U.S. crude hit a peak of $127.82 and was trading at $127.30, up $3.18, by 1513 GMT.
Brent was $3.16 higher at $125.79.
Goldman Sachs raised its forecast for average oil prices for the second half of the year to $141 a barrel from its previous forecast of $107.
"I would say the bigger story today is that Goldman upped their target on average oil prices for the back half of the year... That's causing oil to run up about $3 today," said David Katz of Matrix Asset Advisors.
Record high oil prices have helped to drive strength across the energy complex, especially for diesel, which has been driven by strong global demand.
Gas oil, which includes heating oil and diesel, was trading at $1,208 a tonne, just off a record hit earlier in the week.
Chinese demand for imported diesel is expected to rise in June after this week's deadly earthquake disrupted gas supplies to major cities and as companies build stockpiles ahead of the summer Olympics.

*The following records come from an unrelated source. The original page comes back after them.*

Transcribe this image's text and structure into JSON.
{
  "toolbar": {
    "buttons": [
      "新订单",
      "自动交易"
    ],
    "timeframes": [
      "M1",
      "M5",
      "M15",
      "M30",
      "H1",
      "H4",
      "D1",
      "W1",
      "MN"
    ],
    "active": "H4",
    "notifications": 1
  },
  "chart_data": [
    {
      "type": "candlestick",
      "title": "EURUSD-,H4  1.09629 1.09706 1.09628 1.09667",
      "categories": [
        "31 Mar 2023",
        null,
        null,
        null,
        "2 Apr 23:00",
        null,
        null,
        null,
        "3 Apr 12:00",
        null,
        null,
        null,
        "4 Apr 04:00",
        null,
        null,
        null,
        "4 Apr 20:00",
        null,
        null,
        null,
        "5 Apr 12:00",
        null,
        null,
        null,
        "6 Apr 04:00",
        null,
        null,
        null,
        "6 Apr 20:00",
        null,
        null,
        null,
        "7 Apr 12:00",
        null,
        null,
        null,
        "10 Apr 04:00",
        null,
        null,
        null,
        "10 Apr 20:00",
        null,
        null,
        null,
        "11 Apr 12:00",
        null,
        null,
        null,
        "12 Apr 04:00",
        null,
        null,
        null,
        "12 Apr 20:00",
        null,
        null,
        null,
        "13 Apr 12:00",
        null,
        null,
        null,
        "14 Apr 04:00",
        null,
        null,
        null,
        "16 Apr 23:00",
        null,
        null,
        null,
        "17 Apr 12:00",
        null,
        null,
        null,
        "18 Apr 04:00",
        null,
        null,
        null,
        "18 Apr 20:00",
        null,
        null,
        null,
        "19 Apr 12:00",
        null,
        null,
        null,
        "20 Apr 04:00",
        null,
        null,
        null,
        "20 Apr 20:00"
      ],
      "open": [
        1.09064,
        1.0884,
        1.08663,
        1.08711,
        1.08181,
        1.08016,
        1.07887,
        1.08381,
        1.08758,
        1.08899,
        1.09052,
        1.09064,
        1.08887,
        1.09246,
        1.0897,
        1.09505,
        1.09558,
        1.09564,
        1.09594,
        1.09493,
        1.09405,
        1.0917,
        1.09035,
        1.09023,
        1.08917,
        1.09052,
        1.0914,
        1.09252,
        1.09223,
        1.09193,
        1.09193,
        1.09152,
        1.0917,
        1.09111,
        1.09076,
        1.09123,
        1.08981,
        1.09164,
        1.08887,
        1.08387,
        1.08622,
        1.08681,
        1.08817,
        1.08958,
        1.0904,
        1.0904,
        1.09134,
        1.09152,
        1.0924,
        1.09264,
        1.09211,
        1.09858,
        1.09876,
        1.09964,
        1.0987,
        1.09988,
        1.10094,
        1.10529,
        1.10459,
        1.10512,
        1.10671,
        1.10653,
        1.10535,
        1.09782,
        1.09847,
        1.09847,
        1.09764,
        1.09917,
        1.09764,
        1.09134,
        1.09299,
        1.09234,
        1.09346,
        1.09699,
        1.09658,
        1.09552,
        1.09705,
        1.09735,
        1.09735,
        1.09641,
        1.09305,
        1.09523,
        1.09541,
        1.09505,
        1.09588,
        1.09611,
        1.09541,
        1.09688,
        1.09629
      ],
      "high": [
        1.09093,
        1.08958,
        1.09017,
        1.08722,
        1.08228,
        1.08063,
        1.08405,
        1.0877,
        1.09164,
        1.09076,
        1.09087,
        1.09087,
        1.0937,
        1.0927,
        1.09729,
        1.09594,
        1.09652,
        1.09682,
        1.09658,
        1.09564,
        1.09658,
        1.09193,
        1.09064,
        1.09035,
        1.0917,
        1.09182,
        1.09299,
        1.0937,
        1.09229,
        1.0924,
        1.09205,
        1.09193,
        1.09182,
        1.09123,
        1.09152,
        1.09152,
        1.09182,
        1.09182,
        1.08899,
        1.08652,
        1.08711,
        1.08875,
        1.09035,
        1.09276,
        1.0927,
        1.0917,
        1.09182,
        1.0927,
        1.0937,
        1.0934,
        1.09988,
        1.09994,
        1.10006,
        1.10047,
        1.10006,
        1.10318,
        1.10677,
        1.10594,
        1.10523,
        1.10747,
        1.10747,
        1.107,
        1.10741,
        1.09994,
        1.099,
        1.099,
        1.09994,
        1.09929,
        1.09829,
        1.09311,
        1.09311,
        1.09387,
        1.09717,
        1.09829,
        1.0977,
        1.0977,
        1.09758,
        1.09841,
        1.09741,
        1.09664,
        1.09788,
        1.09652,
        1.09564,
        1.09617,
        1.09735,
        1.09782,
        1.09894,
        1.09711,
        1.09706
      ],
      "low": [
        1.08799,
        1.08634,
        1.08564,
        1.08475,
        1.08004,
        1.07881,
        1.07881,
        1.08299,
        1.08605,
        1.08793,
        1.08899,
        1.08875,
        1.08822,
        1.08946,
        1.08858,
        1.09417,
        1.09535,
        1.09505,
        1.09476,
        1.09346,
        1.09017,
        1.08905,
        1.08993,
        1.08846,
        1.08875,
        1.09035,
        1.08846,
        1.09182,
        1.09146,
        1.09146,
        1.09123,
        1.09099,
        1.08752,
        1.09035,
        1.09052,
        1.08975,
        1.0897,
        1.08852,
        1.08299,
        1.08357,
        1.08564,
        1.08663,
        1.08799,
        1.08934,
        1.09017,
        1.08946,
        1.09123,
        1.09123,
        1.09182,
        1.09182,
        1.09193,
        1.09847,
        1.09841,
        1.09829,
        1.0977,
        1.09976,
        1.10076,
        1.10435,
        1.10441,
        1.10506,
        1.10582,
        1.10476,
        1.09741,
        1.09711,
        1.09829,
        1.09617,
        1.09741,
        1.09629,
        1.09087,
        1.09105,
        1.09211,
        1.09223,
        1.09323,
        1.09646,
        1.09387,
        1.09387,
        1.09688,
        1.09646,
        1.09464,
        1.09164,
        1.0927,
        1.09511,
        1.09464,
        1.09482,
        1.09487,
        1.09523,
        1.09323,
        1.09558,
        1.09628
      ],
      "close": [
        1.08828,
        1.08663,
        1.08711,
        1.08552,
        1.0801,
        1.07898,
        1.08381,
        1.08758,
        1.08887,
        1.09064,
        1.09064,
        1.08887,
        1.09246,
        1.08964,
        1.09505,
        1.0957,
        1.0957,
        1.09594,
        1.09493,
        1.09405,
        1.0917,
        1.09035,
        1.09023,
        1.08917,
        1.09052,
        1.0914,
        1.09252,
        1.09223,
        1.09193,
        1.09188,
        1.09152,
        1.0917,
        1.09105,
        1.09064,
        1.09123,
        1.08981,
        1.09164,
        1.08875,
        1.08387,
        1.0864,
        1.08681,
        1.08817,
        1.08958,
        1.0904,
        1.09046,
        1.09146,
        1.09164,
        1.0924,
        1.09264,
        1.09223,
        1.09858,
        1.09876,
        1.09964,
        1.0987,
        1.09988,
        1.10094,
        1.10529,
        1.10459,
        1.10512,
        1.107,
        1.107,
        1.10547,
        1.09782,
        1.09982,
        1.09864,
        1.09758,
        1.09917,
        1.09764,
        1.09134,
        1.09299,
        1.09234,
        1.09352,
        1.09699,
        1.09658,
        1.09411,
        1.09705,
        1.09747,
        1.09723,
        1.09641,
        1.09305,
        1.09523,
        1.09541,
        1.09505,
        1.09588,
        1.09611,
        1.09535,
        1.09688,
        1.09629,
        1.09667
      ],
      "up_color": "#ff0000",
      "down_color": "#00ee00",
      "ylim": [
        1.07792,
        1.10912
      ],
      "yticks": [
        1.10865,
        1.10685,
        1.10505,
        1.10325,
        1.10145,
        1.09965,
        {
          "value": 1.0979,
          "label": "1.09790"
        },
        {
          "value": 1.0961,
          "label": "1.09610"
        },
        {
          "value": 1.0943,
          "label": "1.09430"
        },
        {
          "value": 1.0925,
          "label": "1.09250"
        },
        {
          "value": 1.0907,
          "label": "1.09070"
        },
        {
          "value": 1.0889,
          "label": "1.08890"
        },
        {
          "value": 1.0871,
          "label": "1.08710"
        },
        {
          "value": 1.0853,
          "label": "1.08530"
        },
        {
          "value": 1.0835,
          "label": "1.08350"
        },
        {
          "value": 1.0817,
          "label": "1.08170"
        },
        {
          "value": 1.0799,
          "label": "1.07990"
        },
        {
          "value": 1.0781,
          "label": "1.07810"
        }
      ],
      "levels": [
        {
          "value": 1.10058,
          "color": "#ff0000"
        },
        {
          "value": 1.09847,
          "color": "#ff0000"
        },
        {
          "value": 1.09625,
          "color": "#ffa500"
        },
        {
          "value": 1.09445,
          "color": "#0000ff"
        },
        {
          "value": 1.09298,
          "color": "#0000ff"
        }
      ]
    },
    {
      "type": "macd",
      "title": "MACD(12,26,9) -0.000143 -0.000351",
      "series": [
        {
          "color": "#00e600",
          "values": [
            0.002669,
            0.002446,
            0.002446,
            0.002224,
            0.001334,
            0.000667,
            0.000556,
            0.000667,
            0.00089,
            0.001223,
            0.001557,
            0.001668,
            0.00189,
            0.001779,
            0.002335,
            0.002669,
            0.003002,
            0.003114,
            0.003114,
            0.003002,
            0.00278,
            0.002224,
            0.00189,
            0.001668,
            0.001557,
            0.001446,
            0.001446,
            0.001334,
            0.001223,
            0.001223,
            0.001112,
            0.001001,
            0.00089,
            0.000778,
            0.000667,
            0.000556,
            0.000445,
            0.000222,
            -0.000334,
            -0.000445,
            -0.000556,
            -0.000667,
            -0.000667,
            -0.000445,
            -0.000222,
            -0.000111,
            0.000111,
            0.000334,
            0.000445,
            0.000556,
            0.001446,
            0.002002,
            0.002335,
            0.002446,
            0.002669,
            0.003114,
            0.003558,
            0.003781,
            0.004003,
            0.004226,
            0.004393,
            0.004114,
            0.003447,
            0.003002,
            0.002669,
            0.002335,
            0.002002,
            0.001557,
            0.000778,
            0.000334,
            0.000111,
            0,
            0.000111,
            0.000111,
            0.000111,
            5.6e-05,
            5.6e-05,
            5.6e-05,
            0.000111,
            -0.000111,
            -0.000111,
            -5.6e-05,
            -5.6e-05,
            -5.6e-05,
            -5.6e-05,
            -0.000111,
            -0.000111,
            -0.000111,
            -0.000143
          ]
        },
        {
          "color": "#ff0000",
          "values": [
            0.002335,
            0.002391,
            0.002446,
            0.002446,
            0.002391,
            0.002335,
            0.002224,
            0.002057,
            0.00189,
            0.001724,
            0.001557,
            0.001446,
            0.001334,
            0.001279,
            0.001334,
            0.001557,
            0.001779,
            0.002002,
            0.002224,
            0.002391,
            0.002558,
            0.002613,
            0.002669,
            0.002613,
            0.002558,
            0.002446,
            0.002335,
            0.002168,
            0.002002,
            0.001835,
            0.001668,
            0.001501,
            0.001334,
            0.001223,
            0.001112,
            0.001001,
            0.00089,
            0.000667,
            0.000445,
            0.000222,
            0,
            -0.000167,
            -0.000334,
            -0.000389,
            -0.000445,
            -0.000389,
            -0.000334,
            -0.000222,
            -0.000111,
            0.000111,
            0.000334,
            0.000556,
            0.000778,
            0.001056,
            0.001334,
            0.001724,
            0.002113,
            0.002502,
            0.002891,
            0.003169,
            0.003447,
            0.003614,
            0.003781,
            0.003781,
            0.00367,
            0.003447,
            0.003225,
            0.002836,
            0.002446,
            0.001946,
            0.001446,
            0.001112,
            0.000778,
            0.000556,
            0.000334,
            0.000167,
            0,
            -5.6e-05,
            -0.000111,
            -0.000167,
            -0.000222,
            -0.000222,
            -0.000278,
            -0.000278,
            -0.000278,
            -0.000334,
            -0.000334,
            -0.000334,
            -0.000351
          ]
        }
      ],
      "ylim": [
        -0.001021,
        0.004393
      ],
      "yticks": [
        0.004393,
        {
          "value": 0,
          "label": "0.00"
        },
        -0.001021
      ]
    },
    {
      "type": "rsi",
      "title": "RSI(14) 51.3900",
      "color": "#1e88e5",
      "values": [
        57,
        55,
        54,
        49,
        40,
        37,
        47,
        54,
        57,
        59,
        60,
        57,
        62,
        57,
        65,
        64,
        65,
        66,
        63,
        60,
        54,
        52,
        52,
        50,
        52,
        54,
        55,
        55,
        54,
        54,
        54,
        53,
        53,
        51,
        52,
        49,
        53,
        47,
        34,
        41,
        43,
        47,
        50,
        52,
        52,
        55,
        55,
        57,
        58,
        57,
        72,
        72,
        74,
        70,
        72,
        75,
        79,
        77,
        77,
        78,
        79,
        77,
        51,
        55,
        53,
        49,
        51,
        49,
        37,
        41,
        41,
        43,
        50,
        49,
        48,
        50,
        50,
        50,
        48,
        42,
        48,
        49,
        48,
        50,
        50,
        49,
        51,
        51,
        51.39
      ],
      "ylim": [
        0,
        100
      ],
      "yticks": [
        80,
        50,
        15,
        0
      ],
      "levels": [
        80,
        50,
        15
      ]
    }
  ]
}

"People are looking at diesel. The situation is worse since the earthquake on Monday in China," said Robert Laughlin at MF Global.
The Organization of the Petroleum Exporting Countries (OPEC) has repeatedly said high oil prices have been driven by factors other than supply and demand.
Saudi Oil Minister Ali al-Naimi reiterated on Thursday prices had more to do with financial market volatility than fundamentals.
But U.S. President George W. Bush arrived on Friday in Saudi Arabia, the world's biggest oil exporter, where he renewed his appeal for more oil.
In response, Saudi Arabia repeated its pledge that it would pump as much oil as needed to meet demand but added this was unlikely to lead to any drop in fuel prices.
OPEC's smallest producer Ecuador said the group should consider raising output because record prices are hurting poor nations.
"I think OPEC has to deal with this issue, because this is hitting all the poorest countries that are oil importers," Ecuador's President Rafael Correa told Reuters in the Peruvian capital, Lima.
The dollar extended losses against the euro on Friday and gave up gains against the euro, hurt by a report showing U.S. consumer confidence tumbled to its lowest level in 28 years in May.
The sliding dollar has devalued U.S. financial assets, prompting investors to move cash to commodities which helped fuel oil's rally this year.